Cuando era joven Conchita rezaba
a menudo delante del Santísimo: “Señor, me siento incapaz de amarte, por
ello quisiera casarme. Dame muchos hijos de manera que ellos te amen más de
cuanto yo soy capaz”. De su matrimonio, particularmente feliz, nacieron nueve
hijos, dos mujeres y siete varones. Ella los consagró a todos a la Virgen: “Te
los doy completamente como tus hijos. Tú sabes que yo no los sé educar, conozco
demasiado poco qué quiere decir ser madre, pero Tú, Tú lo sabes”. Conchita
asistió a la muerte de cuatro de sus hijos, que tuvieron todos una muerte
santa.
Conchita fue concretamente madre
espiritual para el sacerdocio de uno de sus hijos; de él ella escribió: “Manuel
nació en la misma hora en que murió Padre José Camacho. Cuando supe la noticia,
recé a Dios que mi hijo pudiera reemplazar a este sacerdote en el altar… Desde
el momento en que el pequeño Manuel inició a hablar, hemos rezado juntos para
la gran gracia de la vocación al sacerdocio.... El día de su Primera Comunión y
en todas las fiestas principales renové la súplica... A la edad de diecisiete
años entró en la Compañía de Jesús”.
En 1906 desde España donde se
encontraba, Manuel (nacido en 1889, su tercer hijo) le comunicó su decisión de
ordenarse sacerdote y ella le escribió: “¡Entrégate al Señor con todo el
corazón sin negarte nunca! ¡Olvida las criaturas y sobre todo olvídate a ti
mismo! No puedo imaginarme un consagrado que no sea un santo. No es posible
darse a Dios a medias. ¡Trata de ser generoso con Él!”.

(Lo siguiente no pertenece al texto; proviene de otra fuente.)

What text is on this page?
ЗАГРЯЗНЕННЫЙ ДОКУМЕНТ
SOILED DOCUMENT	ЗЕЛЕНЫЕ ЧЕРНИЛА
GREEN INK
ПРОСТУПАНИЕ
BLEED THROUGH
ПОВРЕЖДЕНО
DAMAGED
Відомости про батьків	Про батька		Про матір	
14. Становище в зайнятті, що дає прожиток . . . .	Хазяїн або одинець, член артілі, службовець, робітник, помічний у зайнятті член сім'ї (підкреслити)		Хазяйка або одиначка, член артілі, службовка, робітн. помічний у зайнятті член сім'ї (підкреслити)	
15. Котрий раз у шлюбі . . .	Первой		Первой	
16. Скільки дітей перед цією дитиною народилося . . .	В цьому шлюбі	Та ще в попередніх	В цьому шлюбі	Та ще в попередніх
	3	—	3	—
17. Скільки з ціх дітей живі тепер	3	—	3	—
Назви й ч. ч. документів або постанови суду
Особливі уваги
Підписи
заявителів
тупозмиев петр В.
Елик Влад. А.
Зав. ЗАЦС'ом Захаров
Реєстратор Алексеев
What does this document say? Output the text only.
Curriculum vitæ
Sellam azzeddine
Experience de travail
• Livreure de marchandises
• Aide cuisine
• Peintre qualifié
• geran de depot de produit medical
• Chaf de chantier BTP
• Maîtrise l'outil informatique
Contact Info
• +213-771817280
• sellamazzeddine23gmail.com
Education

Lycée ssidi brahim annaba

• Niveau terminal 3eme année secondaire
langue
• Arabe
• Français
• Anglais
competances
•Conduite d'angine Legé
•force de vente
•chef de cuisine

En 1914 Conchita encontró a
Manuel en España por última vez, porque él no regresó jamás a México. En aquel
tiempo el hijo le escribió: “Mi querida, pequeña mamá, me has indicado el
camino. Tuve la suerte, desde pequeño, de escuchar de tus labios la doctrina
saludable y exigente de la cruz. Ahora quisiera ponerla en obra”. También
la madre probó el dolor de la renuncia: “Llevé tu carta delante del
tabernáculo y dije al Señor que acepto con toda mi alma este sacrificio. El día
siguiente puse la carta sobre mi pecho mientras recibía la Santa Comunión, para
renovar el sacrificio total”.
Mamá, enséñame a ser sacerdote
El 23
de julio de 1922, una semana antes de la ordenación sacerdotal, Manuel que por
aquel entonces tenía treinta años, escribió a su madre: “¡Mamá, enséñame a
ser sacerdote! Háblame de la alegría inmensa de poder celebrar la Santa Misa.
Entrego todo en tus manos como tú me has custodiado sobre tu pecho cuando era
niño y me has enseñado a pronunciar los hermosos nombres de Jesús y María, para
introducirme en este misterio. Me siento de veras un niño que te pide oraciones
y sacrificios.... Apenas sea ordenado sacerdote, te enviaré mi bendición y
después acogeré de rodillas la tuya”.
Cuando Manuel fue ordenado
sacerdote, el 31 de julio de 1922 en Barcelona, Conchita se levantó para
participar espiritualmente a la ordenación; a causa de la diferencia de horario
en México era de noche. Ella se conmovió profundamente: “¡Soy madre de un
sacerdote!... ¡Puedo solamente llorar y agradecer! Invito a todo el cielo a
agradecer en mi lugar, porque me siento incapaz por mi miseria”. Diez años
después escribió al hijo: “No logro imaginarme un sacerdote que no sea Jesús
y aún menos cuando forma parte de la Compañía de Jesús. Rezo por ti para que tu
transformación en Cristo, desde el momento de la celebración, se realice de
modo que tú seas Jesús de día y de noche” (17 de mayo de 1932). “¿Qué haríamos sin la cruz?
La vida sin dolores que unen, santifican, purifican y obtienen gracias, sería
insoportable” (10 de junio de 1932). Padre Manuel murió a los 66 años en olor de santidad.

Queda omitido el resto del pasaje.